WASHINGTON, DC – U.S. Senator Jacky Rosen (D-NV) announced today that a recent report issued by the U.S. Department of the Interior (DOI) — following a comprehensive review of federal oil and gas leasing and permitting practices — endorses the key goals of her bipartisan Fair Returns for Public Lands Act to fix major shortcomings in the current program.
“This report offers long-overdue reforms to the federal oil and gas leasing program, and I’m pleased to see the Interior Department recommend the key goals of my bipartisan legislation to ensure that taxpayers and rural communities get fair returns on leases of public lands for oil and gas production,” said Senator Rosen. “The proposed changes outlined in the report would be an important step to bring our federal leasing system into the 21st century and ensure that state and local governments across the nation receive fair compensation.”
Senators Rosen and Chuck Grassley (R-IA) sent a letter to Interior Secretary Deb Haaland in June urging DOI to include their bipartisan legislation as a policy recommendation in their finalized report. The Senators’ legislation seeks to update the nation’s outdated public lands royalty system and ensure that taxpayers and rural communities get fair returns on leases of public lands for oil and gas production.
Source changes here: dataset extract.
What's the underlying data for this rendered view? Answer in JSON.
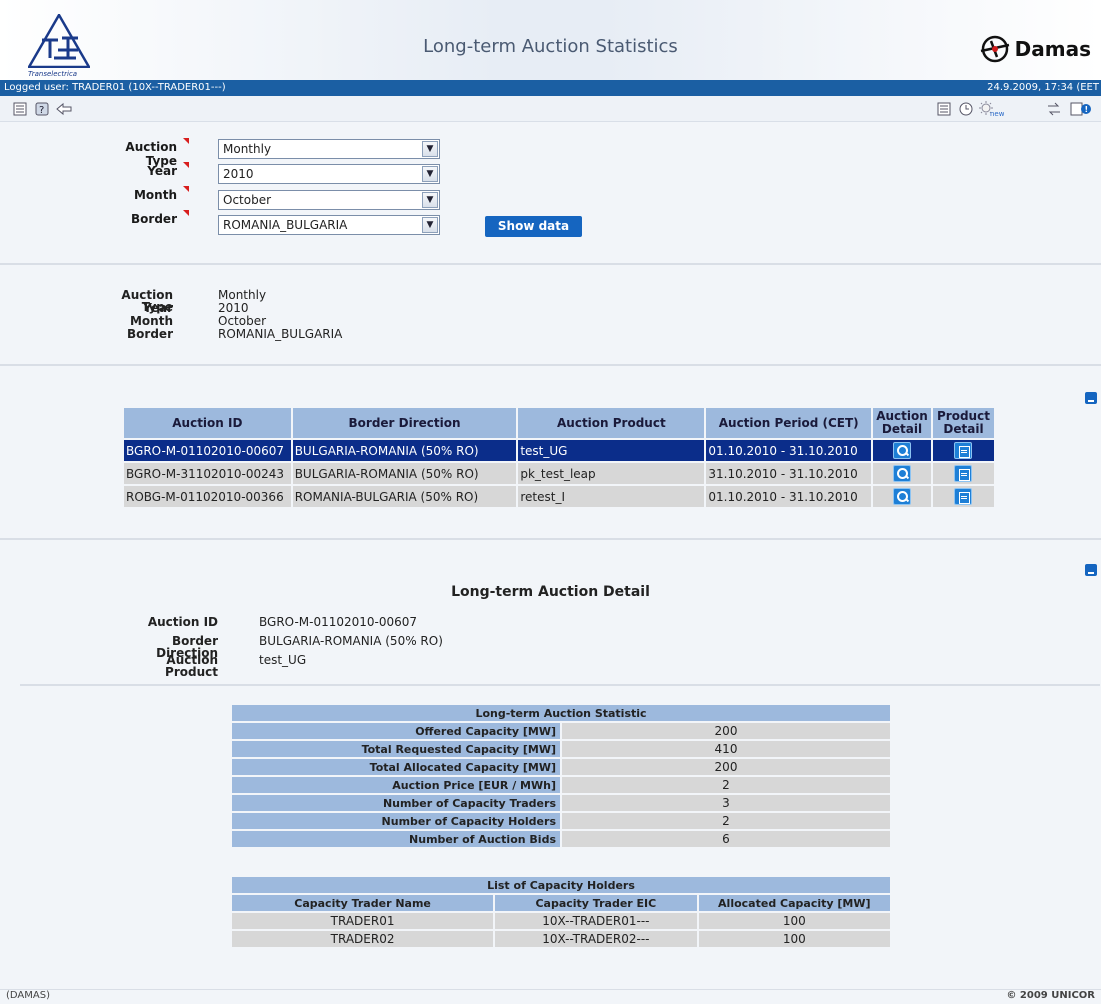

Senators Rosen and Grassley introduced the Fair Returns for Public Lands Act in March. It would increase the royalty rate from 12.5 percent to 18.75 percent, which could raise at least $1 billion a year in federal revenue, with an equivalent amount returned to the states where the oil or gas is being extracted. This bill will also increase the minimum bid for oil and gas leases and the rates for reinstated oil and gas leases, which will discourage developers from holding onto leases on public lands they do not intend to actually explore or develop. According to Taxpayers for Common Sense, the state of Nevada has lost more than $50 million in revenue over the last decade because of outdated annual rental rates and minimum bid prices.
Senator Rosen also recently helped introduce the Competitive Onshore Mineral Policy via Eliminating Taxpayer-Enabled Speculation (COMPETES) Act, legislation that would end the current practice of leasing non-competitive taxpayer-owned public lands to private oil and gas companies for as little as $1.50 per acre. Non-competitive leasing is often abused by companies who nominate lands for auction with no intention of bidding on them so they can acquire them later at a minimal cost.